Dem gegenüber sickere kurzer Sommerregen nicht weit genug in den Boden ein, erläutert der Forstwirt. Junge Bäume, Kräuter und Gräser profitierten dafür von ihm, weil sie weniger tief wurzeln. Ohne sommerliche Regenfälle würden sie gar eingehen und vertrocknen, fährt Göhrig fort.
Ein Sommergewitter wiederum bekomme dem Wald wenig, schildert der Förster. Die großen Tropfen zerschlagen die Bodenporen, wodurch sie kein Wasser aufnehmen können. Im Gegenteil: den Regen sogar abweisen.
Wasserspeicher wieder voll
„Ab Mitte Mai hat die warme und niederschlagsarme Witterung zu einer raschen Entleerung der Bodenwasserspeicher geführt“, schildert Heike Puhlmann, Leiterin Boden und Umwelt der Forstlichen Versuchs- und Forschungsanstalt Baden-Württemberg.

Mit den Niederschlägen in der zweiten Julihälfte und der nassen Witterung der vergangenen Wochen kam für die Bäume die Erleichterung und die Wasserspeicher haben sich teilweise wieder aufgefüllt, sodass für diese Jahreszeit typische Bodenverhältnisse bestehen.

Das pflanzenverfügbare Wasser ist laut Puhlmann damit in diesem Jahr ausreichend vorhanden: „Der Bereich Hotzenwald ist aktuell eher gut wasserversorgt“, sagt sie. Lediglich in den tieferen Lagen des Hochrheins insbesondere südlich des Rheinnebenflusses Wiese herrschten trockenere Verhältnisse.
Laub bindet Wasser
Vor Trockenheit bewahren Bodenbewuchs, abgefallenes Laub auf dem Grund sowie das Blätterdach. Gerade im Sommer halten sie die einfallende Sonne ab und verhindern eine stärkere Wasserverdunstung, erläutert Ralf Göhrig.
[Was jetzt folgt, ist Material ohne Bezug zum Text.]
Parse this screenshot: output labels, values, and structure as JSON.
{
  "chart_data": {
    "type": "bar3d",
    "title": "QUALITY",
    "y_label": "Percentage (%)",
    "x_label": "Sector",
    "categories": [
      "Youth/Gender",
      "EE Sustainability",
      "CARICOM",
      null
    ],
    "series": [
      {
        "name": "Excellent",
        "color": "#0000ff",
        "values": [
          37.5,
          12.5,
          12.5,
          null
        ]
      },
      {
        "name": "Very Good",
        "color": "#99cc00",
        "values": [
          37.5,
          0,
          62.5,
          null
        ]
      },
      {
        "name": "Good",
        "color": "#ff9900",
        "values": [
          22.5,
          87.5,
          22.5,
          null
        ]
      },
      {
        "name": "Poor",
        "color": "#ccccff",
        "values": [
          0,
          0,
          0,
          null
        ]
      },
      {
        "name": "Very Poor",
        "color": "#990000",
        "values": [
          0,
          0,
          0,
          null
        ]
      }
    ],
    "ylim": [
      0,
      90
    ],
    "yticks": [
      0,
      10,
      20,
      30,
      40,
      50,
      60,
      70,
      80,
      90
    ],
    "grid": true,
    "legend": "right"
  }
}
Das kühlt den Wald und bindet letztlich die Feuchtigkeit im Waldboden, fügt er hinzu.

Wasser wichtig für Harz
Ausreichend Flüssigkeit ist nicht nur zur Nährstoffversorgung notwendig, sondern auch zur Verteidigung: Eine Fichte beispielsweise könne sich gegen Borkenkäfer behaupten, indem sie Harzfluss anregt, erklärt Gemeindeförster Ralf Göhrig.
Im klebrigen Sekret gefangen, stirbt der Schädling. Steht dem Baum jedoch nicht ausreichend Flüssigkeit zu Verfügung, kann er kein Harz produzieren und der Borkenkäfer frisst sich durch die Rinde in den lebendigen Teil des Baumes.
Rinde schützt den Baum
Die Rinde, genauer gesagt die Borke, schützt den Baum vor Frost, Hitze, Regen, Wind und Schädlingen. Sie schirmt das dahinterliegende Kambium ab. Zusammen mit den ersten maximal drei Jahresringen enthält das Kambium die Kapilaren des Baumes, seinen Trinkmechanismus. Der aktive, wasserführende Teil eines Baumes ist damit vergleichsweise klein.

Das restliche Holz dient zur Stabilisierung sowie als CO2-Speicher. Wird der Baum nicht ausreichend mit Flüssigkeit versorgt, schwächt der Kapilarsog ab, und das Wasser erreicht nicht mehr die gesamte Höhe des Baumes. Doch solange die Bodenspeicher so viel Wasser führen wie bisher, sind die Bäume vorerst gut versorgt.